As you construct a query by adding more properties using the corresponding operators and filtering them with AND or OR filters, you can drill down into your data deeper. Sometimes, simple queries are enough to answer particular product questions. But if you need to add more layers of complexity or get a clear understanding of how your application gets used under particular scenarios or identify highly-segmented user groups, you can keep adding properties.
A Simple Query
This is a great way to see a high-level overview of how things are going and performing single-level segmentations on our data.
Say that in your gaming app you would like to identify users that are still using older versions of your application.
Basing your query on Sessions, simply set the segmentation to filter out your latest version.
The resulting output will include the basic metrics for the total occurrences, graphed in a time series, as well as providing the tabular results, as shown below.
Now, if you want to break down these total numbers by a particular property, such as the country where these older versions of your app are used, just add the Breakdown by Country and re-execute the query, as shown below.
Note that, due to the multiplicity of occurrences in these chosen segmentations, there are different visualization options.
Adding Multiple Segmentations
Now, let's go a bit deeper by extending our query and adding conditions to understand more about these users accessing the older versions.
For instance, if you want to determine how valuable these users are, you can factor into the query if the users are highly experienced in the game or if retained within the last 6 months, and that they have had at least 3 sessions in your chosen time range.
And, then select to visualize the results as a stacked bar chart.
Adding Multiple Breakdowns
Segmenting by multiple properties? Is it even possible? The answer is a big yes!
Using multiple breakdowns for segmenting allows you to generate a Cartesian projection for the values of particularly defined properties. This is typically helpful when you need to analyze the correlation between the values of certain properties. For instance, you can easily detect frequently co-occurring values (e.g., event count, user count) of two properties (e.g., Device, App version).
Let's say we want to know the number of session occurrences grouped by Device and App Version pairs:
Version 3.2 | Version 3.1 | Version 3.0 | |
Device A | 100 | 4 | 1 |
Device B | 1 | 1 | 3 |
Device C | 22 | 4 | 0 |
According to the table, our event has occurred significantly more for (Device A, Version 3.2) pair. We can thus infer that there is something special about the pair, which is possibly an important insight for our app.

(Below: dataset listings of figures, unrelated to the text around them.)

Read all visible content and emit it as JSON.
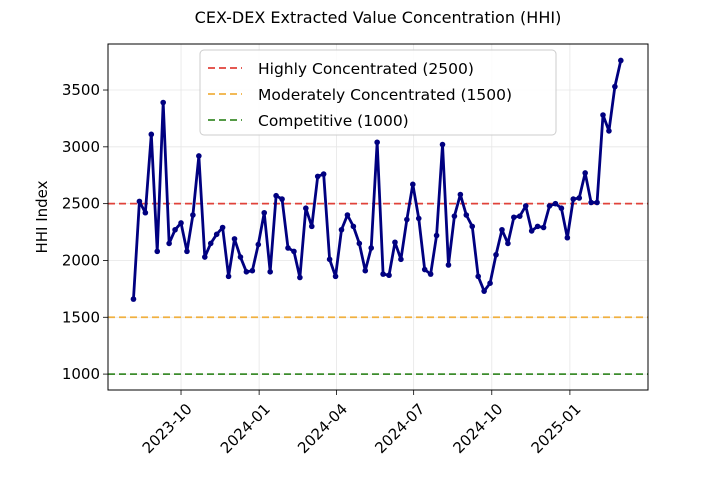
{
  "chart_data": {
    "type": "line",
    "title": "CEX-DEX Extracted Value Concentration (HHI)",
    "xlabel": "",
    "ylabel": "HHI Index",
    "xlim": [
      "2023-07-07",
      "2025-04-03"
    ],
    "ylim": [
      860,
      3905
    ],
    "grid": true,
    "legend_placement": "top-center",
    "xticks": [
      "2023-10",
      "2024-01",
      "2024-04",
      "2024-07",
      "2024-10",
      "2025-01"
    ],
    "yticks": [
      1000,
      1500,
      2000,
      2500,
      3000,
      3500
    ],
    "series": [
      {
        "color": "#000080",
        "marker": "circle",
        "x": [
          "2023-08-06",
          "2023-08-13",
          "2023-08-20",
          "2023-08-27",
          "2023-09-03",
          "2023-09-10",
          "2023-09-17",
          "2023-09-24",
          "2023-10-01",
          "2023-10-08",
          "2023-10-15",
          "2023-10-22",
          "2023-10-29",
          "2023-11-05",
          "2023-11-12",
          "2023-11-19",
          "2023-11-26",
          "2023-12-03",
          "2023-12-10",
          "2023-12-17",
          "2023-12-24",
          "2023-12-31",
          "2024-01-07",
          "2024-01-14",
          "2024-01-21",
          "2024-01-28",
          "2024-02-04",
          "2024-02-11",
          "2024-02-18",
          "2024-02-25",
          "2024-03-03",
          "2024-03-10",
          "2024-03-17",
          "2024-03-24",
          "2024-03-31",
          "2024-04-07",
          "2024-04-14",
          "2024-04-21",
          "2024-04-28",
          "2024-05-05",
          "2024-05-12",
          "2024-05-19",
          "2024-05-26",
          "2024-06-02",
          "2024-06-09",
          "2024-06-16",
          "2024-06-23",
          "2024-06-30",
          "2024-07-07",
          "2024-07-14",
          "2024-07-21",
          "2024-07-28",
          "2024-08-04",
          "2024-08-11",
          "2024-08-18",
          "2024-08-25",
          "2024-09-01",
          "2024-09-08",
          "2024-09-15",
          "2024-09-22",
          "2024-09-29",
          "2024-10-06",
          "2024-10-13",
          "2024-10-20",
          "2024-10-27",
          "2024-11-03",
          "2024-11-10",
          "2024-11-17",
          "2024-11-24",
          "2024-12-01",
          "2024-12-08",
          "2024-12-15",
          "2024-12-22",
          "2024-12-29",
          "2025-01-05",
          "2025-01-12",
          "2025-01-19",
          "2025-01-26",
          "2025-02-02",
          "2025-02-09",
          "2025-02-16",
          "2025-02-23",
          "2025-03-02"
        ],
        "values": [
          1660,
          2520,
          2420,
          3110,
          2080,
          3390,
          2150,
          2270,
          2330,
          2080,
          2400,
          2920,
          2030,
          2150,
          2230,
          2290,
          1860,
          2190,
          2030,
          1900,
          1910,
          2140,
          2420,
          1900,
          2570,
          2540,
          2110,
          2080,
          1850,
          2460,
          2300,
          2740,
          2760,
          2010,
          1860,
          2270,
          2400,
          2300,
          2150,
          1910,
          2110,
          3040,
          1880,
          1870,
          2160,
          2010,
          2360,
          2670,
          2370,
          1920,
          1880,
          2220,
          3020,
          1960,
          2390,
          2580,
          2400,
          2300,
          1860,
          1730,
          1800,
          2050,
          2270,
          2150,
          2380,
          2390,
          2480,
          2260,
          2300,
          2290,
          2480,
          2500,
          2460,
          2200,
          2540,
          2550,
          2770,
          2510,
          2510,
          3280,
          3140,
          3530,
          3760
        ]
      }
    ],
    "reference_lines": [
      {
        "label": "Highly Concentrated (2500)",
        "value": 2500,
        "color": "#e0423a",
        "style": "dashed"
      },
      {
        "label": "Moderately Concentrated (1500)",
        "value": 1500,
        "color": "#f0b040",
        "style": "dashed"
      },
      {
        "label": "Competitive (1000)",
        "value": 1000,
        "color": "#3c8c2c",
        "style": "dashed"
      }
    ]
  }
}
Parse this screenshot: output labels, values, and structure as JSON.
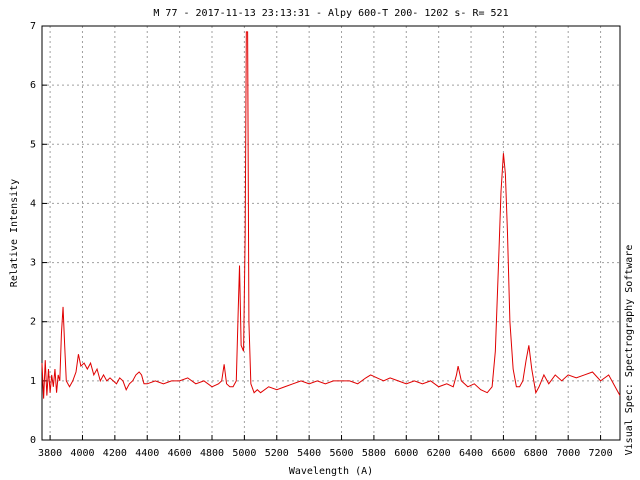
{
  "chart_data": {
    "type": "line",
    "title": "M 77 - 2017-11-13 23:13:31 - Alpy 600-T 200- 1202 s- R= 521",
    "x_label": "Wavelength (A)",
    "y_label": "Relative Intensity",
    "side_note": "Visual Spec: Spectrography Software",
    "x": [
      3750,
      3760,
      3770,
      3780,
      3790,
      3800,
      3810,
      3820,
      3830,
      3840,
      3850,
      3860,
      3870,
      3880,
      3890,
      3900,
      3920,
      3940,
      3960,
      3975,
      3990,
      4010,
      4030,
      4050,
      4070,
      4090,
      4110,
      4130,
      4150,
      4170,
      4190,
      4210,
      4230,
      4250,
      4270,
      4290,
      4310,
      4330,
      4350,
      4365,
      4380,
      4400,
      4450,
      4500,
      4550,
      4600,
      4650,
      4700,
      4750,
      4800,
      4840,
      4860,
      4875,
      4890,
      4910,
      4930,
      4950,
      4962,
      4970,
      4980,
      4995,
      5005,
      5012,
      5020,
      5028,
      5040,
      5060,
      5080,
      5100,
      5150,
      5200,
      5250,
      5300,
      5350,
      5400,
      5450,
      5500,
      5550,
      5600,
      5650,
      5700,
      5750,
      5780,
      5820,
      5860,
      5900,
      5950,
      6000,
      6050,
      6100,
      6150,
      6200,
      6250,
      6290,
      6310,
      6320,
      6340,
      6380,
      6420,
      6460,
      6500,
      6530,
      6550,
      6570,
      6585,
      6600,
      6612,
      6625,
      6640,
      6660,
      6680,
      6700,
      6720,
      6740,
      6757,
      6775,
      6800,
      6820,
      6850,
      6880,
      6920,
      6960,
      7000,
      7050,
      7100,
      7150,
      7200,
      7250,
      7300,
      7320
    ],
    "series": [
      {
        "name": "M 77",
        "color": "#e00000",
        "values": [
          1.3,
          0.7,
          1.35,
          0.75,
          1.2,
          0.8,
          1.1,
          0.9,
          1.2,
          0.8,
          1.1,
          1.0,
          1.8,
          2.25,
          1.6,
          1.0,
          0.9,
          1.0,
          1.15,
          1.45,
          1.25,
          1.3,
          1.2,
          1.3,
          1.1,
          1.2,
          1.0,
          1.1,
          1.0,
          1.05,
          1.0,
          0.95,
          1.05,
          1.0,
          0.85,
          0.95,
          1.0,
          1.1,
          1.15,
          1.1,
          0.95,
          0.95,
          1.0,
          0.95,
          1.0,
          1.0,
          1.05,
          0.95,
          1.0,
          0.9,
          0.95,
          1.0,
          1.28,
          0.95,
          0.9,
          0.9,
          1.0,
          2.2,
          2.95,
          1.6,
          1.5,
          3.5,
          6.9,
          6.9,
          2.0,
          0.95,
          0.8,
          0.85,
          0.8,
          0.9,
          0.85,
          0.9,
          0.95,
          1.0,
          0.95,
          1.0,
          0.95,
          1.0,
          1.0,
          1.0,
          0.95,
          1.05,
          1.1,
          1.05,
          1.0,
          1.05,
          1.0,
          0.95,
          1.0,
          0.95,
          1.0,
          0.9,
          0.95,
          0.9,
          1.1,
          1.25,
          1.0,
          0.9,
          0.95,
          0.85,
          0.8,
          0.9,
          1.5,
          3.0,
          4.2,
          4.85,
          4.5,
          3.5,
          2.0,
          1.2,
          0.9,
          0.9,
          1.0,
          1.35,
          1.6,
          1.2,
          0.8,
          0.9,
          1.1,
          0.95,
          1.1,
          1.0,
          1.1,
          1.05,
          1.1,
          1.15,
          1.0,
          1.1,
          0.85,
          0.75
        ]
      }
    ],
    "xlim": [
      3750,
      7320
    ],
    "ylim": [
      0,
      7
    ],
    "xticks": [
      3800,
      4000,
      4200,
      4400,
      4600,
      4800,
      5000,
      5200,
      5400,
      5600,
      5800,
      6000,
      6200,
      6400,
      6600,
      6800,
      7000,
      7200
    ],
    "yticks": [
      0,
      1,
      2,
      3,
      4,
      5,
      6,
      7
    ],
    "grid": true
  }
}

When you run multiple segmentations, Drill allows you to select up to 3 properties to be used as breakdowns for your queries. The visualization of this multiple-segmented data is not much different from individual segmentation as you can still use 3 basic chart types (line, pie, and bar chart) to graph the query results. There is only a nuance for segment names:
- 1 Breakdown (Platform): Android, iOS, Mac, Windows
- 2 Breakdowns (Platform, App Version): (Android | 2.3), (Android | 2.0), (iOS | 2.3), (iOS | 2.0), etc.
- 3 Breakdowns (Platform, App Version, Platform Version): (Android | 2.3 | 1.0), (Android | 2.0 | 1.0), (Android | 2.3 | 2.0), (Android | 2.0 | 2.0), etc.
So, let's see this in action. Show Sessions which App Version is not the latest, broken down by App Version and Platform.
In the results, each bar represents a pair like (2.5 | Windows), (1.4 | Windows), etc.
It is important to note that the number of segment pairs (or triples) can be large, especially when there are many different values for each field. In those cases, the results table could be a faster way of seeing all data.